Глазьевский карьер славился кристальной голубизной воды, еще более нереальной оттого, что она плескалась на фоне ярко-желтого песка. Но любоваться на это чудо природы, похожее на тропический рай из рекламы, можно было только в мае – или, наоборот, в сентябре, когда снег уже сошел/еще не выпал, а отдыхающие уже/еще не закрыли его своей пестрой россыпью. В начале осени какая-нибудь из эковолонтерских групп непременно направляла сюда уборочный десант, и берега, по крайней мере с виду, очищали. Но уже через неделю после начала следующего купального сезона субботник можно было смело повторять – так быстро вырастали мусорные кучи около мангальных полян. Разумеется, никто этого не делал, все ждали осени. Уборка среди толпы отдыхающих была не только психологически неприятна, но и чревата всевозможными социальными рисками. Здешняя публика была знаменита тем, что поставляла самые выразительные типы пляжных «быдлогопов». Взглянув на гущу этих татуированных, пьяных, вопящих тел обоего пола, оставалось только удивляться, как не лень было природе столь дотошно воспроизводить хрестоматийные образы. Они могли бы сойти за актеров, решивших изобразить (правда, очень натурально) граждан такого сорта; но в том-то и дело, что все они были настоящими. Попадались, правда, относительно приличные варианты типа трезвых мамаш с детьми, но уже то, что они согласились проводить время в подобном окружении, показывало, что они идейно близки типовым посетителям пляжа.

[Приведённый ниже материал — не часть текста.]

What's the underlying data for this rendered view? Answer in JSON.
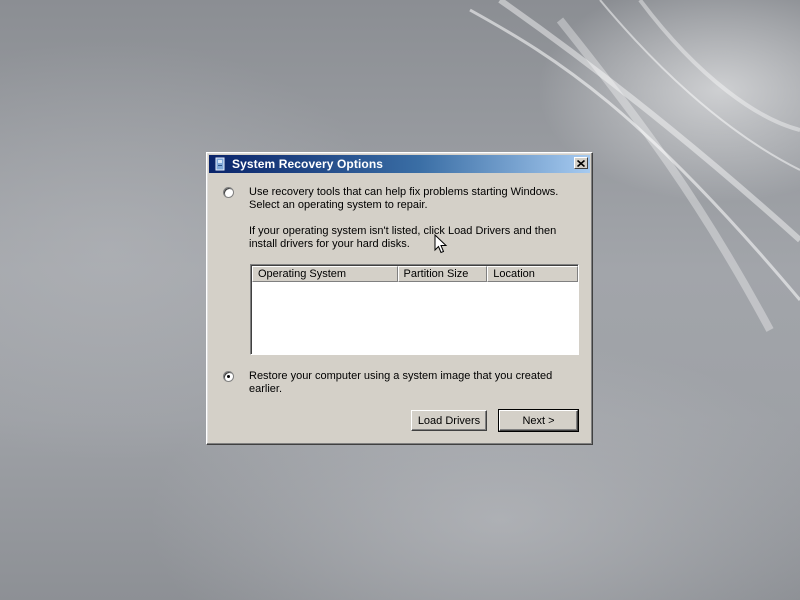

И вот в этом-то сердце быдлоада Танюша предложила провести уборку, и уговорила на это своих знакомых экоактивисток. Желающих набралось немного: одна пожилая пара и две старые девы (эх, когда-то и Танюша относилась к этой категории!). Понятно, сверхзадач никто не ставил: предполагалось совершить вдоль пляжа нечто вроде агитпрохода с мешками (дабы публика, если не задумалась о своем поведении, то хотя бы прониклась сочувствием к волонтерам), чтобы затем с чувством выполненного долга искупаться (по возможности – подальше от толп) и поскорей убежать обратно на станцию. Для Танюши Глазьевский пляж был чем-то вроде незавершенного гештальта, непокоренной вершиной, мысль о которой возбуждала тщеславие. Прежде она тоже боялась сунуться сюда в разгар сезона. Но сейчас, когда рядом будет Ион, невозможное станет возможным! Танюша в глубине души отдавала себе отчет, что намеревается испробовать его, как пробуют новое оружие; и она сознавала, что это не очень хорошо. Однако она успокаивала себя, что вообще-то стремится совершить благое дело, что исключительно ради возможности заронить в очерствевшие сердца публики Глазьевского карьера понятие об экоответственности она тащит Иона в его редкий выходной в самый центр потной, воющей и матерящейся толпы. Впрочем, Ион, как всегда, не замечал того, что приводило Танюшу в отчаяние. Он шел мимо орд мангальщиков так, словно это была полоса прибоя. Их вопли и убойная музыка значили для него не больше, чем шелест волн; они обмывали его ноги, но не могли нанести вреда. Так, во всяком случае, думала Танюша, глядя, как он спокойно лавирует между покрывал, загроможденных лежащими и сидящими телами вперемешку с пляжной снедью.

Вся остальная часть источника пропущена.